A timely reminder, BJ.

I seem to have mislaid my set of brass set up bars and will be looking for a replacement.


----------



## Mike (Nov 22, 2004)

James, maybe you need to build a storage box for them?


----------



## bobj3 (Jan 17, 2006)

Hi James

I also have the Kreg setup bars,it's hard to miss place it plus I like the box 

Kreg PRS3400 Precision Router Table Set Up Bars, Set of 7 - Amazon.com

==



jw2170 said:


> A timely reminder, BJ.
> 
> I seem to have mislaid my set of brass set up bars and will be looking for a replacement.


----------



## old55 (Aug 11, 2013)

jw2170 said:


> A timely reminder, BJ.
> 
> I seem to have mislaid my set of brass set up bars and will be looking for a replacement.


G'day James,

Is there an Australian distributor for these bars? Haven't been able to find one on Google and can't see what Carbatec call theirs if they have them.


----------



## jw2170 (Jan 24, 2008)

Ross, I believe I got my set from Oak Park in Canada.

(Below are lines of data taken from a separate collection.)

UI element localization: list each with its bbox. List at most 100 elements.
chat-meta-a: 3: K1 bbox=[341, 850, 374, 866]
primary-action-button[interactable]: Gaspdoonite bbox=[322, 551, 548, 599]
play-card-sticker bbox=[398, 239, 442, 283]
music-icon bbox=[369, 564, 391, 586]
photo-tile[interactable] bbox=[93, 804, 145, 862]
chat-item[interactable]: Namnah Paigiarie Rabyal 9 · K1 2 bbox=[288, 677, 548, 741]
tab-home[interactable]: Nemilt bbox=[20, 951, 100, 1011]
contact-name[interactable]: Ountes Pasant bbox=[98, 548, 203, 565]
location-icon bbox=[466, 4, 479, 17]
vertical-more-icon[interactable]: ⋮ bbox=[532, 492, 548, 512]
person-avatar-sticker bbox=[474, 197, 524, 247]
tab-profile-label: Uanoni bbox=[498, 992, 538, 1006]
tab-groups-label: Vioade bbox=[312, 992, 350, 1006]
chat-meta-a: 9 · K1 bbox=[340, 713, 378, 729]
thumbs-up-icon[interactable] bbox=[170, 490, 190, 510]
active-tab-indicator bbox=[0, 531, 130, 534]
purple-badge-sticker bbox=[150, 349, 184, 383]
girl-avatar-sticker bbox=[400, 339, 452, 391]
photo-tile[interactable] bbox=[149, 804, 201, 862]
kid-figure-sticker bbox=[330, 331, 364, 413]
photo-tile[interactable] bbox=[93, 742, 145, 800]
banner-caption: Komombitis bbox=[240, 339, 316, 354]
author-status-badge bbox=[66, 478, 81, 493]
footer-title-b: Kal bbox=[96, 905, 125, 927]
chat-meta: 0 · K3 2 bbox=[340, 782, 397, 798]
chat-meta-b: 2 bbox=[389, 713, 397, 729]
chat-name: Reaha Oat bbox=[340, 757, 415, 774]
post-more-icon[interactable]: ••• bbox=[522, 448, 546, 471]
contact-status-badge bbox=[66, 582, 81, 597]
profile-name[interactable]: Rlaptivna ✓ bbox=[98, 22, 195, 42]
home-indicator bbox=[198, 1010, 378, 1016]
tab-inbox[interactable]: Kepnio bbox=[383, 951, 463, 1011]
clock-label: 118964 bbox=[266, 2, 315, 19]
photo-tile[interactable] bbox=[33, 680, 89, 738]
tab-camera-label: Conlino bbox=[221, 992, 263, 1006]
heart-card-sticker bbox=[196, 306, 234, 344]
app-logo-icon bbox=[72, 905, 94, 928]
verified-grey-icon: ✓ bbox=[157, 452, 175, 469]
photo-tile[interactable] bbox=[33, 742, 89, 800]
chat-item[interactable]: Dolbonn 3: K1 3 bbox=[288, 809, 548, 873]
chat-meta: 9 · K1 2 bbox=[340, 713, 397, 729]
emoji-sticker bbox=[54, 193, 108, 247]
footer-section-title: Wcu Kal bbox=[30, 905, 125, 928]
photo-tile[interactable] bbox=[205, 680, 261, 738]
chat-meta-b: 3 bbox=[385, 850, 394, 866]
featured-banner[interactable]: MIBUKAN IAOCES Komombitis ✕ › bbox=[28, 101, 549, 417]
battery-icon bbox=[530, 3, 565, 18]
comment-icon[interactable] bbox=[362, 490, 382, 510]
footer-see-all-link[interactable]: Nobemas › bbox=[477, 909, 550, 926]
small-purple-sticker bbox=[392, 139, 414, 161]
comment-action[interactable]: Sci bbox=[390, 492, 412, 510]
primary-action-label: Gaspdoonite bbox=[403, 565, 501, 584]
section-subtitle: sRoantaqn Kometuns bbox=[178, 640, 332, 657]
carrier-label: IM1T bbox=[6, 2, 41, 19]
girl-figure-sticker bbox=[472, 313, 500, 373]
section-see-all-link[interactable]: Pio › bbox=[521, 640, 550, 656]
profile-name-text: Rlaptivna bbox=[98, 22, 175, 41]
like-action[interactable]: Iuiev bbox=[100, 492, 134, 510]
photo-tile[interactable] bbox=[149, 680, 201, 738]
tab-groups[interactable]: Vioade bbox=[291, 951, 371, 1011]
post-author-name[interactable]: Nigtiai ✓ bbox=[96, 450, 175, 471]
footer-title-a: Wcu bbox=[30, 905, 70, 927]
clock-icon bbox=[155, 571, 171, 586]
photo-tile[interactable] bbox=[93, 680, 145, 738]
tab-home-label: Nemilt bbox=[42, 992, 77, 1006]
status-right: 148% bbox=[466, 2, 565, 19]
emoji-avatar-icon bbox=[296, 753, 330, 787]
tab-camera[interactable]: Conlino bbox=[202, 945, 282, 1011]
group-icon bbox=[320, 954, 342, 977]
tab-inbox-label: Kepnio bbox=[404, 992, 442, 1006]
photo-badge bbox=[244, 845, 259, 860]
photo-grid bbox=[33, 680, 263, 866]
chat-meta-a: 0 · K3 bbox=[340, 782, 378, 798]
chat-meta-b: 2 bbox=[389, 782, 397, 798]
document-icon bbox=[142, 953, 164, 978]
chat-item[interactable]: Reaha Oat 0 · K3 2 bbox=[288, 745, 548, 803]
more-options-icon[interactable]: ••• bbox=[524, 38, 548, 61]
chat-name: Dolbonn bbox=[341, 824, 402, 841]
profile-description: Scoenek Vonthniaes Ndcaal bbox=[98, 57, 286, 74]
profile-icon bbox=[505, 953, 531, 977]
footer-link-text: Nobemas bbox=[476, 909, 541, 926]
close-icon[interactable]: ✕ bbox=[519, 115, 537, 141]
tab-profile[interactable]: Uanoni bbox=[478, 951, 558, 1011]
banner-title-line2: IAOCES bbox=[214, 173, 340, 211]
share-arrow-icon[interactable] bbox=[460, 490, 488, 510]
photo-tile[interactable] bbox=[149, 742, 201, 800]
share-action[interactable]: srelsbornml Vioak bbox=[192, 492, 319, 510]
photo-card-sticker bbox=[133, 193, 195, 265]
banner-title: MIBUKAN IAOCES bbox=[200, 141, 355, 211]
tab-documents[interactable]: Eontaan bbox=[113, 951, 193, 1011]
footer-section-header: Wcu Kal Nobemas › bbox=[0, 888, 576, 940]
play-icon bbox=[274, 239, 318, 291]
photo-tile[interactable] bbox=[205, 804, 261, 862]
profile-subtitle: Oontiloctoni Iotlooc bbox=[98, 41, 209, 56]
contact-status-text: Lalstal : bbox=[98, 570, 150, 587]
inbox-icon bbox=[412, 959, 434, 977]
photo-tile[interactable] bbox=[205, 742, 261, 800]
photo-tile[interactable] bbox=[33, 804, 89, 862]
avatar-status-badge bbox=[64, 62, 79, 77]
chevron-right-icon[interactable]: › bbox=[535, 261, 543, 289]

They are no longer in the router business............:blink:

I can go to an 'ironmongers' (Lee Brothers, Dunlop Street, North Parramatta) here is Sydney to buy brass keys, which may suffice....

haha, I can then get metric AND imperial.......LOL.


----------



## jw2170 (Jan 24, 2008)

Thanks guys for the links.

I have an Amazon gift card to spend...and it is spent.....


----------



## jw2170 (Jan 24, 2008)

Mike said:


> Steve, you will find that brass set up bars are great for setting your depth of cut. These are available everywhere and the longer 4" length version from Whiteside is my choice.


Hi Mike, I am going to order set from Amazon.

They do look like the set I had before.


----------



## old55 (Aug 11, 2013)

Thanks for that James.


----------